There were a couple of Wrens who had been pinning army numbers on the front of the waiting soldiers’ uniforms. Eddie, trying to break the tension, though he felt it as much himself, jokingly asked one of the girls had she any food in her pockets? She ran to her billet and came back with half a leg of lamb! It still had fat clinging to it from when she had lifted it from the roasting tin. He blessed her and gave her a kiss, then jumped aboard his designated landing craft.

She had wrapped the lamb in some paper and the older soldiers in the craft, who had become Eddie’s friends, looked on the parcel with curiosity.

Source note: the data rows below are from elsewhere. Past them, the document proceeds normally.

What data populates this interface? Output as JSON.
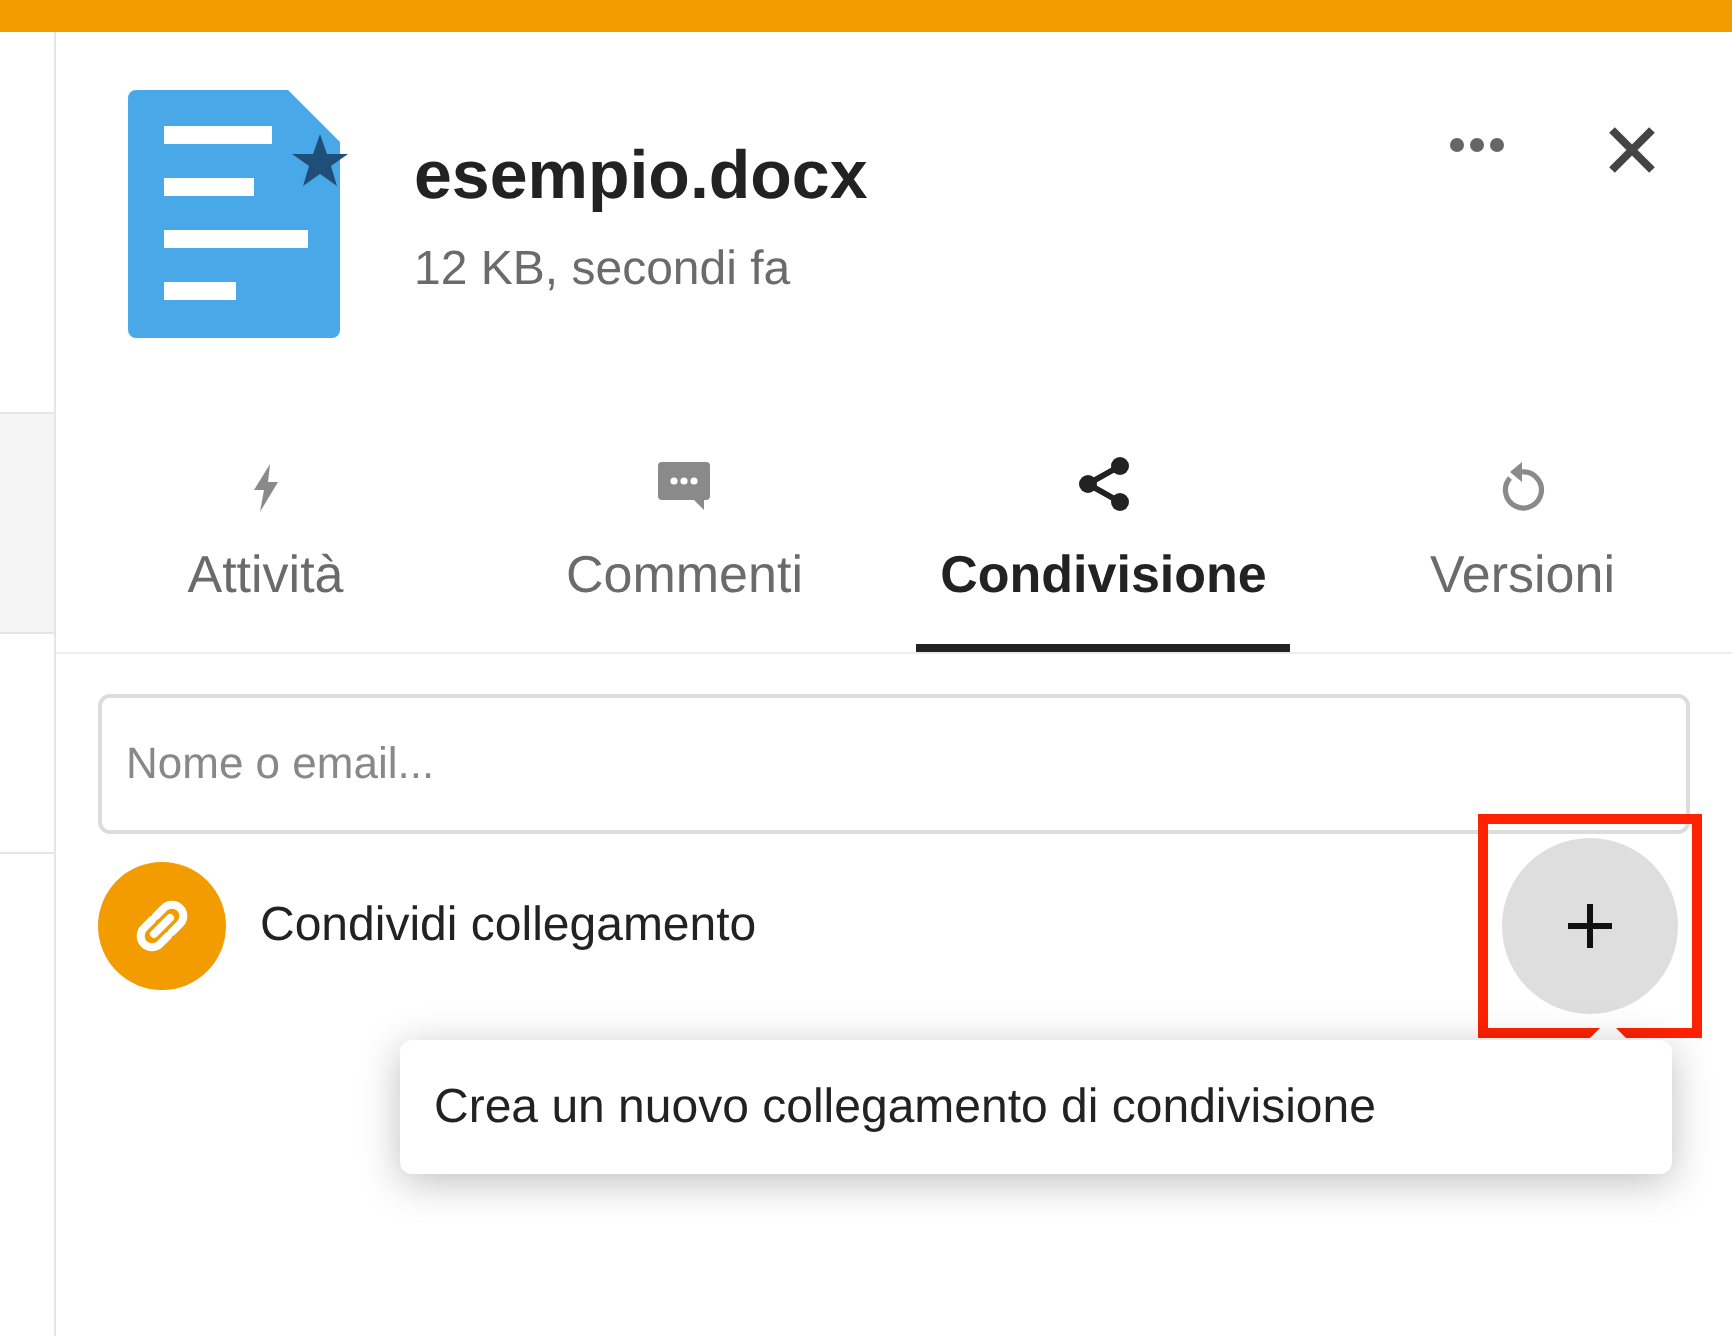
{
  "file": {
    "name": "esempio.docx",
    "meta": "12 KB, secondi fa",
    "favorite": true
  },
  "tabs": [
    {
      "label": "Attività",
      "kind": "activity",
      "selected": false
    },
    {
      "label": "Commenti",
      "kind": "comments",
      "selected": false
    },
    {
      "label": "Condivisione",
      "kind": "sharing",
      "selected": true
    },
    {
      "label": "Versioni",
      "kind": "versions",
      "selected": false
    }
  ],
  "search": {
    "placeholder": "Nome o email..."
  },
  "share_link": {
    "label": "Condividi collegamento",
    "highlighted": true
  },
  "tooltip": {
    "text": "Crea un nuovo collegamento di condivisione"
  }
}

“And what would that be under your arm then, Dockerty?” one of them wondered, as Eddie made himself comfortable and the smell of the lamb began to compete with the fishy smell abounding.

Eddie unwrapped the parcel enjoying the incredulous looks on the various faces as they stared at its contents. Out came their knives and each cut himself a shive and there was very little left when it came Eddie’s way again. He liked to think that it took their minds off what lay ahead of them.

It was not so for the young soldier who lay huddled in a corner whimpering in fear. The men had left him alone, feeling helpless themselves, though they managed to conceal their terror of what might lie ahead of them.

Eddie shook his head and clambered across the others until he reached the young man’s side.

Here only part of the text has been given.